Challenges Clubs Face During Covid-19
Author: Dennis Parkes
As if running a club wasn’t hard enough.
During the coronavirus pandemic, it’s clear that a majority of grassroots clubs and initiatives have faced a myriad of unavoidable issues. Apart from the possibility of operating a club at a loss, there have been sudden impact on social relationships, negative physical implications and the absence of the psychological benefits that playing sport at all levels brings. None of this has been helped by the uncertainty that has shrouded us all since March 2020.
Clubs around the UK were already facing troubles with a lack of financial support, increasing costs, competition for players and a lack of quality (affordable) training facilities.
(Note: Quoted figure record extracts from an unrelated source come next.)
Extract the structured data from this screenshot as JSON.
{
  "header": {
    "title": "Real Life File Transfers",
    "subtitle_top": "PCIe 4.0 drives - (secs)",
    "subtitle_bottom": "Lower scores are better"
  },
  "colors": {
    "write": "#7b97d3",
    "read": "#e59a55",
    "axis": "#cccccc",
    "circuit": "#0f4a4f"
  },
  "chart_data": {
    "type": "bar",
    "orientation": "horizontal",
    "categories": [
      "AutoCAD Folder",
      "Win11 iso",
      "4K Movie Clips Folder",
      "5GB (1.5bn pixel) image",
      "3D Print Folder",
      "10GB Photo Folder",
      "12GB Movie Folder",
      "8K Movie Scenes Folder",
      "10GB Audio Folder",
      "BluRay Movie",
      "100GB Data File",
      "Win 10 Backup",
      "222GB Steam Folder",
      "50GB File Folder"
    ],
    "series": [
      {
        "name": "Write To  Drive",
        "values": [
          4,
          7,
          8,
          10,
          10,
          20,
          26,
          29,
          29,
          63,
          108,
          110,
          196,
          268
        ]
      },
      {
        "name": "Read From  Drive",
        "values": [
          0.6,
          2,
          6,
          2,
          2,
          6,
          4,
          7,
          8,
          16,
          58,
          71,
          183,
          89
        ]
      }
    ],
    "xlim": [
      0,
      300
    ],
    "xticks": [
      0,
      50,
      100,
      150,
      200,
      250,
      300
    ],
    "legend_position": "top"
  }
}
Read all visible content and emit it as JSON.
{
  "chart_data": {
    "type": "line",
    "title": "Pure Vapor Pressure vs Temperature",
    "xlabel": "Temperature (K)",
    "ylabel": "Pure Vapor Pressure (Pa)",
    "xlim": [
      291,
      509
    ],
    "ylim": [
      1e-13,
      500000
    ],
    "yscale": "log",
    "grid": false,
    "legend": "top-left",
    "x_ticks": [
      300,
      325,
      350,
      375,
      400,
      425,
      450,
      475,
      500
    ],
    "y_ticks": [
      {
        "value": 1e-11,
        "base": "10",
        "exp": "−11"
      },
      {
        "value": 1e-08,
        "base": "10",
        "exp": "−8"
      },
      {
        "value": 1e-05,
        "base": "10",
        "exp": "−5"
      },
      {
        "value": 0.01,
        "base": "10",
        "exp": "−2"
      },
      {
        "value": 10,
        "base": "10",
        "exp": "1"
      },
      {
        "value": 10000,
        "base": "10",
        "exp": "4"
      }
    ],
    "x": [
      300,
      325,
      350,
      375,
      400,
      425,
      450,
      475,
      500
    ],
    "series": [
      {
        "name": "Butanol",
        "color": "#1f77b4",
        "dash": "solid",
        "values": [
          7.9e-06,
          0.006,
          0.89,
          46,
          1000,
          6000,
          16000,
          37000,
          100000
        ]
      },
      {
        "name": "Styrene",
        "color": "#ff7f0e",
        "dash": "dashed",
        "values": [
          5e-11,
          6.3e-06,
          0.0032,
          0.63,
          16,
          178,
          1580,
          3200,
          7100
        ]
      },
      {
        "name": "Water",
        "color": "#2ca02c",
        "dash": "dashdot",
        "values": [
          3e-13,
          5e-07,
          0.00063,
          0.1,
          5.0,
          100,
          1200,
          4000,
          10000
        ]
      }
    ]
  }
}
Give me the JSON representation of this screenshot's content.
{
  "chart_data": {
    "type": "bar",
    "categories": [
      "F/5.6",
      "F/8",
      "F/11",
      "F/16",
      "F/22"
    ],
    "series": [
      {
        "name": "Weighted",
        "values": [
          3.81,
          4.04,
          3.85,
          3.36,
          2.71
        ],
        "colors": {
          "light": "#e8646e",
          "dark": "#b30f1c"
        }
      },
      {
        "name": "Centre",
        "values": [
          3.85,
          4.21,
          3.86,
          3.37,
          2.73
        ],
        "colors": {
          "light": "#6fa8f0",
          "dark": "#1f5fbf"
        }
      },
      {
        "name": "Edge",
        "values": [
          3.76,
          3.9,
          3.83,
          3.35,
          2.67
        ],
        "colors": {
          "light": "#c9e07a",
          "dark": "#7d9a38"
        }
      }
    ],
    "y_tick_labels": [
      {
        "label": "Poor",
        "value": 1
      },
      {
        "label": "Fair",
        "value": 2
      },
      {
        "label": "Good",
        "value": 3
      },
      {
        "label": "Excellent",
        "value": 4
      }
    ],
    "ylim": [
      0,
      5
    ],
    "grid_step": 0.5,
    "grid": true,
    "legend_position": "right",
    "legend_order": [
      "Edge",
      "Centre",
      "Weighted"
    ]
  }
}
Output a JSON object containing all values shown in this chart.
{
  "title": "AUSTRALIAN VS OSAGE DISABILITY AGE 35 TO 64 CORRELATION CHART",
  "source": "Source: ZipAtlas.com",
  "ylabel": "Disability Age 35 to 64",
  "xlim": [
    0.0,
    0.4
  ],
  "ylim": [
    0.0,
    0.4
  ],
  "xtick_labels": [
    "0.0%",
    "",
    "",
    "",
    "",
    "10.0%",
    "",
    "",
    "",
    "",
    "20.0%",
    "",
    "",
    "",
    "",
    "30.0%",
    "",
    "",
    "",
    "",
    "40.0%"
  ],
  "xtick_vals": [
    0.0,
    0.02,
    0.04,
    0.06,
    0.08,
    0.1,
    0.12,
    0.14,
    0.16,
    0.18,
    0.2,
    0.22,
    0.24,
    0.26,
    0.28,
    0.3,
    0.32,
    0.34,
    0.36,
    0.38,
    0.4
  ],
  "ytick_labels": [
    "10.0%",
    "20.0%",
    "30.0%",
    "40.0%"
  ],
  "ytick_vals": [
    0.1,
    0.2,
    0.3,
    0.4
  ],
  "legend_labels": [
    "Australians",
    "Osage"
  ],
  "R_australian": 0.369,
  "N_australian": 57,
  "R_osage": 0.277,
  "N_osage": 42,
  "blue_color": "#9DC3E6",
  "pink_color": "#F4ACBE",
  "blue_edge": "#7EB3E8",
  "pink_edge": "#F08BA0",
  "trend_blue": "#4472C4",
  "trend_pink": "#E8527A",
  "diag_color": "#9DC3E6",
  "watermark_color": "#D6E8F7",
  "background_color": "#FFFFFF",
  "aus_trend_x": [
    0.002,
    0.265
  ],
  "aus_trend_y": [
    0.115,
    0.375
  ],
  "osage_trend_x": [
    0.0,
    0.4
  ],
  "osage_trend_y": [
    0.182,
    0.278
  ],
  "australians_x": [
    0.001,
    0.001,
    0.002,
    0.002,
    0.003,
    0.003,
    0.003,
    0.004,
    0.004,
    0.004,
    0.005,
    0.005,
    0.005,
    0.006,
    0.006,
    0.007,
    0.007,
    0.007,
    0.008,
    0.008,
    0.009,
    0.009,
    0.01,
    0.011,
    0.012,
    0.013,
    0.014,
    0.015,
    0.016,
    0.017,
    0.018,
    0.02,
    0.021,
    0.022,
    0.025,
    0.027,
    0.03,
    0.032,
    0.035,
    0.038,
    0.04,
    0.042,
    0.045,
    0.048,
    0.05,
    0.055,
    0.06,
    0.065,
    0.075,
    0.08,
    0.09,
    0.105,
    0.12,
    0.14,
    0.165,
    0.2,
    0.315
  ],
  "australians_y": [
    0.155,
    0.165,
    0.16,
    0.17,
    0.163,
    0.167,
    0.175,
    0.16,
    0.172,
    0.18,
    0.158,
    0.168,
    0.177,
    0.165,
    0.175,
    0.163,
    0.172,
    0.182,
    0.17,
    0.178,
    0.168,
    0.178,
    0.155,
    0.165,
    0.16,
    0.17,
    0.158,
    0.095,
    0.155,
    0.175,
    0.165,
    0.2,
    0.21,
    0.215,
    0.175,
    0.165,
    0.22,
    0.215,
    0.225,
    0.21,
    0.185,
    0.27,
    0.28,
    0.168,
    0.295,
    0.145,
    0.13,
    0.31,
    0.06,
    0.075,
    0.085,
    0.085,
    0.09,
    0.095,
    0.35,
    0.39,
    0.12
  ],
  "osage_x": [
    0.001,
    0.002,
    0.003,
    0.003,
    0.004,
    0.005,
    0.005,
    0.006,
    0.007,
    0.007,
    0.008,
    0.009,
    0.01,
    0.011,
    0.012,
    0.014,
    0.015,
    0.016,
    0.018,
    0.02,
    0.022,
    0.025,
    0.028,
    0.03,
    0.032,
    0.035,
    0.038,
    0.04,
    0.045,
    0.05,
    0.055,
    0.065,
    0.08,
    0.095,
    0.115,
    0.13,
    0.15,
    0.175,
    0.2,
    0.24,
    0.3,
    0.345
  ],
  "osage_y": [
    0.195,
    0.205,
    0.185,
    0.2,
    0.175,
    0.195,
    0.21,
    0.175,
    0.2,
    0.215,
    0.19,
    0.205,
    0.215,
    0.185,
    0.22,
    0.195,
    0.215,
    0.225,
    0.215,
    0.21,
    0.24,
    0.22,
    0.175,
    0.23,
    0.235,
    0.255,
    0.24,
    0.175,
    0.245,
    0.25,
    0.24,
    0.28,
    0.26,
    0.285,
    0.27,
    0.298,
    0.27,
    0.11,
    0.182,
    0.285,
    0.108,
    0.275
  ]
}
Factor in the pandemic, where adult income has suffered a great deal more, as well as a range of families and players not yet comfortable to return due to concerns about safety, self-isolating and potentially exposing themselves to the coronavirus, the disruption to grassroots sport, weekly training and matches and registration numbers will surely echo for seasons to come.
With this lack of participation comes fewer teams. Fewer available coaching courses means less volunteers. With this lack of income and high expenditure for teams, how can we work to help grassroots sport thrive on the other side of this testing period?
Nevertheless, leading into the remainder of this season (whenever grassroots sport returns) and next season, clubs still have to cover the costs of training facilities, equipment, staff wages, league fees, insurance, registration fees, council rates, FA fees, maintenance, to name just a few of their potential expenses. Naturally, each club is different and with no weekly subs, the danger of fewer players returning, no functions or fundraising opportunities, the financial struggle adds to grassroots worries.
It’s easy to forget that amongst all of this, that most clubs exist for the communities that they serve, so perhaps the greatest loss has been participation numbers in the beautiful game. The costs for those involved with clubs as players, coaches and staff have been detrimental to physical and emotional well-being and the effects have been more than just the financial damages that have occurred in grassroots football.
On the bright side however, a growing number of clubs have opted to continue their engagement virtually, which has been a silver-lining for players, parents (and coaches!) of all age groups and abilities, but it is key to remember that it has not been possible for all clubs to do so. The pandemic has seen young player’s development move into the virtual world of late, with many technical directors and coaches hosting online sessions for children and informative lectures for parents. Some fantastic content has been created and shared, and I’m sure we are all the richer for it. Clubs have struck a great balance between physical sessions, maintaining and growing their player’s ABCs from a home environment, and technical details with ball mastery exercises. Not forgetting of course, the social element of getting to see and ‘chat’ to their friends for some part of their day! This engagement with their clubs has been a real lifeline and something that, though not comparable to the ‘real thing’, hopefully has a lasting benefit on their technical abilities and execution.
It will be interesting to see how many clubs maintain these sessions once grassroots sport returns to ‘normal’.
Virtual learning however, has its limitations, particularly in the world of sport and when children are involved. The reality is that not all football clubs and players have the resources to offer and access an online network. Furthermore, children and adults are already on screens all day, with a large percentage of parents have reported hardships in encouraging their children to strike a healthy balance of playing football digitally and physically, with many preferring to play online, rather than getting out and playing on the pitch.
Looking forward, we hope the return to play will come soon and we must ensure that local, community clubs return to being a beacon for so much life and enjoyment.